May 27, 2019, | SQUARED DIRECT – Crude oil came under heavy selling pressure last week, dropping by a whopping 10% to mark new lows before erasing 2.5% of its loss on Friday. With the US-China trade conflict heating up throughout the week, investors continued to price the potential impact of a weaker global economic growth on the oil demand outlook.
Additionally, the API’s and the EIA’s weekly reports both revealed larger than expected buildups in crude oil inventories in the U.S. to further weigh on the commodity. The last data of the week from the US showed that the total number of active oil rigs dropped to 797 last week from 802.

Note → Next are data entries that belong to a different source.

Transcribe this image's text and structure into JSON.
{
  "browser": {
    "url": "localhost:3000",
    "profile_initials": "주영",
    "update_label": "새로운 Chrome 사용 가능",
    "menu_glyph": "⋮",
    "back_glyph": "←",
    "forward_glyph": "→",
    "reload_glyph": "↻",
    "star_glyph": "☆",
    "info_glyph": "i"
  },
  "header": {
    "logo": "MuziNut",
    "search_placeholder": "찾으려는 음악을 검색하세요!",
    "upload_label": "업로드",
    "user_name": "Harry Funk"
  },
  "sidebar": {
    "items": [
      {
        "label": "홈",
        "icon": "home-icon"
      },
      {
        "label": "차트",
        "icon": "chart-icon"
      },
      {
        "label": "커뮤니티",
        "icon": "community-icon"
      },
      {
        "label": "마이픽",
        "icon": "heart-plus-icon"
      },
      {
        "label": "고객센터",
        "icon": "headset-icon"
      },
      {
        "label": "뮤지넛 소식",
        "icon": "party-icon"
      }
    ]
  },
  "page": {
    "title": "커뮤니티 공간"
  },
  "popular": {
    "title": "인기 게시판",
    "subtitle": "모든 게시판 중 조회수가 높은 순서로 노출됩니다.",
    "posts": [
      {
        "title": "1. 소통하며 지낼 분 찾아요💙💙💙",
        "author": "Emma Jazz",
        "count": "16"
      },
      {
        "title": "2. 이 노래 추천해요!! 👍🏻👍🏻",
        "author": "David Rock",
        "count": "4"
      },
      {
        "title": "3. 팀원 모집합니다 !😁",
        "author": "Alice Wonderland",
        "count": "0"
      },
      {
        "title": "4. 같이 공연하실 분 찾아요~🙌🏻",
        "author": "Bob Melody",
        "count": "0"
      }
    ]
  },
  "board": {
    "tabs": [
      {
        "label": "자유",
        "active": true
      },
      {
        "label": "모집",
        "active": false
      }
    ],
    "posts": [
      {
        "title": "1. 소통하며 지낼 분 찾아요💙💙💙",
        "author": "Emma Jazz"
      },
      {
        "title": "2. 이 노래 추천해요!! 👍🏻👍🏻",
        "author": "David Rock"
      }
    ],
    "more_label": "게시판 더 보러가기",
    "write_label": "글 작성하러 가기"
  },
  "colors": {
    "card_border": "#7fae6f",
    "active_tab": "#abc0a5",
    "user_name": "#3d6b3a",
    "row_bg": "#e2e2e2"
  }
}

Meanwhile, US President Trump announced on Friday that they will be sending about 1500 troops to the Middle East after Pentagon said that Iran’s revolutionary guards were directly responsible for attacks on tankers off UAE, suggesting that the tension in the area is likely to remain escalated in the near-term, which could continue to limit oil’s losses.
Crude oil price technical analysis
Crude oil price rebounds as expected during Friday’s session erasing nearly 2.5% from its losses after pulling back from the oversold zone. The price is currently trading above the $58 level with bearish momentum. The price seems to be well supported above the level so we will be focusing on the upside again with the $59.28 resistance level in our focus.